(BIVN) – A bill that gives affordable housing preferences to Hawaiʻi Island residents was made law on Monday.
Hawaiʻi County Mayor Mitch Roth signed Bill 72, passed by the Hawaiʻi County Council on November 1. The bill “amends key provisions of Hawaiʻi County’s Affordable Housing Policy (Hawaiʻi County Code Chapter 11) to enhance access to affordable housing for those who live and work on Hawaiʻi Island,” officials say. The bill was introduced by Council Chair Heather Kimball and Vice Chair Holeka Goro Inaba.
“Our local kids and their families are our number one priority,” said Mayor Mitch Roth in a news release. “Signing Bill 72 into law solidifies our County’s commitment to our people and ensures they will legally have preference in receiving housing under our County’s Affordable Housing Policy. We would like to thank the visionary efforts of Council Chair Kimball and Councilman Inaba for seeing this much-needed piece of legislation through from draft to signing. Our County is better off today because of collective leadership grounded in the prosperity of future generations.”
“The passage of this ordinance signifies the County’s commitment to addressing the affordable housing crisis and ensuring that its residents have the opportunity to secure suitable housing.
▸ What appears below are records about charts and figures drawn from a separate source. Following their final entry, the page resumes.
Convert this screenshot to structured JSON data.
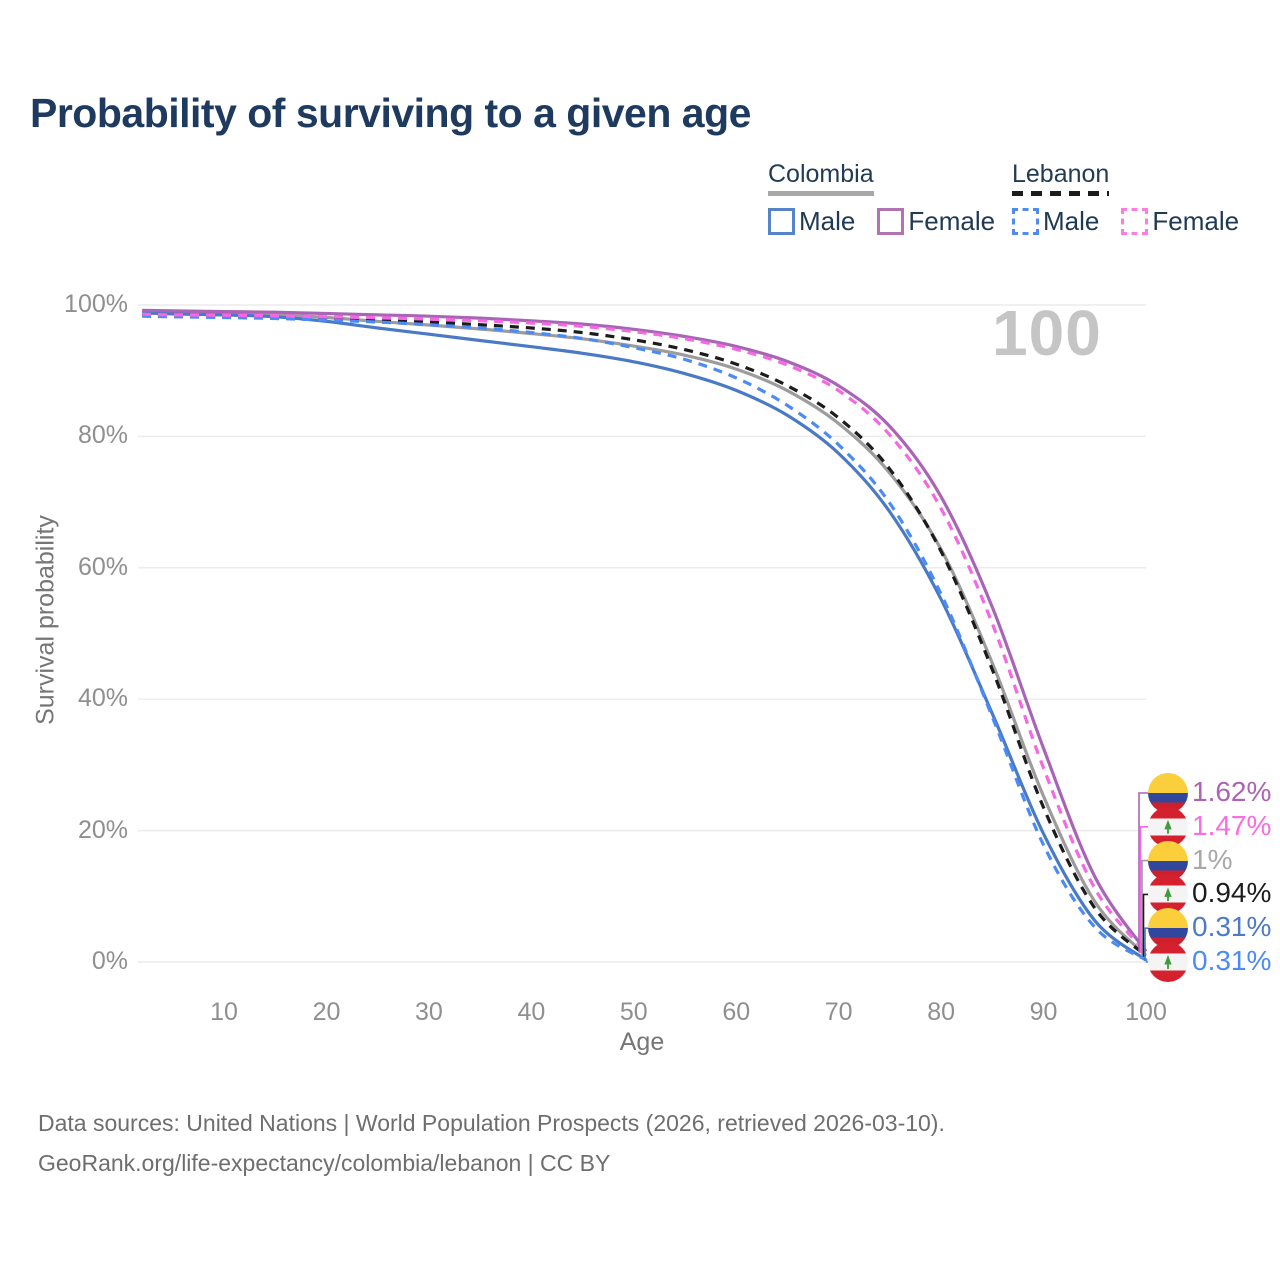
{
  "title": "Probability of surviving to a given age",
  "legend": {
    "groups": [
      {
        "name": "Colombia",
        "line_style": "solid",
        "underline_color": "#a8a8a8",
        "items": [
          {
            "label": "Male",
            "color": "#5585c8"
          },
          {
            "label": "Female",
            "color": "#b273b3"
          }
        ]
      },
      {
        "name": "Lebanon",
        "line_style": "dashed",
        "underline_color": "#1c1c1c",
        "items": [
          {
            "label": "Male",
            "color": "#4e8cf0"
          },
          {
            "label": "Female",
            "color": "#fc7ce0"
          }
        ]
      }
    ]
  },
  "chart_data": {
    "type": "line",
    "title": "Probability of surviving to a given age",
    "xlabel": "Age",
    "ylabel": "Survival probability",
    "xlim": [
      0,
      100
    ],
    "ylim": [
      0,
      100
    ],
    "x_ticks": [
      10,
      20,
      30,
      40,
      50,
      60,
      70,
      80,
      90,
      100
    ],
    "y_ticks": [
      0,
      20,
      40,
      60,
      80,
      100
    ],
    "y_tick_suffix": "%",
    "grid": "horizontal",
    "legend_position": "top-right",
    "annotation": {
      "watermark": "100"
    },
    "x": [
      2,
      5,
      10,
      15,
      20,
      25,
      30,
      35,
      40,
      45,
      50,
      55,
      60,
      65,
      70,
      75,
      80,
      85,
      90,
      95,
      100
    ],
    "series": [
      {
        "name": "Colombia Both sexes",
        "country": "Colombia",
        "sex": "Both",
        "color": "#9c9c9c",
        "dash": false,
        "row": 2,
        "end_label": "1%",
        "label_color": "#a8a8a8",
        "flag": "colombia",
        "values": [
          99.0,
          98.85,
          98.7,
          98.5,
          98.1,
          97.5,
          96.95,
          96.35,
          95.65,
          94.85,
          93.75,
          92.35,
          90.25,
          86.95,
          81.95,
          74.4,
          62.8,
          45.5,
          25.2,
          9.2,
          1.0
        ]
      },
      {
        "name": "Colombia Male",
        "country": "Colombia",
        "sex": "Male",
        "color": "#4a7ac5",
        "dash": false,
        "row": 4,
        "end_label": "0.31%",
        "label_color": "#4d7bc7",
        "flag": "colombia",
        "values": [
          98.8,
          98.65,
          98.5,
          98.2,
          97.5,
          96.5,
          95.55,
          94.6,
          93.65,
          92.65,
          91.35,
          89.55,
          87.0,
          83.2,
          77.4,
          68.5,
          55.2,
          37.8,
          19.5,
          6.3,
          0.31
        ]
      },
      {
        "name": "Colombia Female",
        "country": "Colombia",
        "sex": "Female",
        "color": "#a965b5",
        "dash": false,
        "row": 0,
        "end_label": "1.62%",
        "label_color": "#ad63b5",
        "flag": "colombia",
        "values": [
          99.2,
          99.1,
          99.0,
          98.9,
          98.7,
          98.5,
          98.3,
          98.0,
          97.6,
          97.1,
          96.3,
          95.2,
          93.7,
          91.4,
          87.7,
          81.5,
          70.8,
          54.0,
          32.5,
          13.0,
          1.62
        ]
      },
      {
        "name": "Lebanon Both sexes",
        "country": "Lebanon",
        "sex": "Both",
        "color": "#1c1c1c",
        "dash": true,
        "row": 3,
        "end_label": "0.94%",
        "label_color": "#1c1c1c",
        "flag": "lebanon",
        "values": [
          98.45,
          98.35,
          98.25,
          98.15,
          97.95,
          97.7,
          97.4,
          97.0,
          96.5,
          95.8,
          94.7,
          93.2,
          91.0,
          87.7,
          82.8,
          75.0,
          62.5,
          44.5,
          23.5,
          8.2,
          0.94
        ]
      },
      {
        "name": "Lebanon Male",
        "country": "Lebanon",
        "sex": "Male",
        "color": "#4b8bf5",
        "dash": true,
        "row": 5,
        "end_label": "0.31%",
        "label_color": "#4b8bf5",
        "flag": "lebanon",
        "values": [
          98.3,
          98.2,
          98.1,
          97.95,
          97.7,
          97.4,
          97.0,
          96.5,
          95.8,
          94.9,
          93.5,
          91.7,
          88.9,
          84.7,
          78.7,
          69.8,
          56.0,
          37.3,
          17.8,
          5.3,
          0.31
        ]
      },
      {
        "name": "Lebanon Female",
        "country": "Lebanon",
        "sex": "Female",
        "color": "#f767e3",
        "dash": true,
        "row": 1,
        "end_label": "1.47%",
        "label_color": "#fb6be1",
        "flag": "lebanon",
        "values": [
          98.6,
          98.5,
          98.45,
          98.35,
          98.2,
          98.05,
          97.85,
          97.6,
          97.25,
          96.75,
          95.95,
          94.85,
          93.25,
          90.85,
          86.95,
          80.2,
          69.0,
          51.5,
          29.5,
          11.2,
          1.47
        ]
      }
    ]
  },
  "footer": {
    "line1": "Data sources: United Nations | World Population Prospects (2026, retrieved 2026-03-10).",
    "line2": "GeoRank.org/life-expectancy/colombia/lebanon | CC BY"
  }
}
These amendments seek to create a more inclusive and flexible framework to meet the diverse needs of Hawai’i County residents seeking affordable housing options,” said Council Chair Kimball.
“I am excited to see Bill 72 come to life. The production of affordable housing is a necessity; however, we need to ensure that our own residents, workers, and keiki are being prioritized for these units. Bill 72 does this and gives hope to the many individuals and families who apply for housing where applications are received and evaluated by the County,” added Vice Chair Inaba.
From the Hawaiʻi County news release:
First, it revises the definition of an “eligible buyer” to mean a person who meets eligibility requirements, including income limitations, as established by the chapter or by rule. This change effectively broadens the eligibility criteria, potentially allowing more residents to qualify for affordable housing.
Second, the bill adds language defining three types of qualified applicants for affordable housing: a “qualified resident,” a “qualified returning student,” and a “qualified worker.”
These new definitions aim to provide a more comprehensive framework for determining eligibility based on residency and employment within the County.
The third amendment to Chapter 11 establishes preference criteria for affordable housing applicants. It outlines specific applicant preferences based on the three new definitions listed above. The housing administrator is given the authority to set the order of preferences and the selection process for applicants for any given County-managed affordable housing project.
“When we are investing and using public funds on affordable housing projects, we want to make sure that we can give Hawaiʻi residents preference for housing when possible. This law creates the mechanism to do just that for projects overseen by the Office of Housing and Community Development,” commented Housing Administrator Susan Kunz. “The Office thanks the County Council for its work to create this law benefitting Hawaiʻi Island residents.”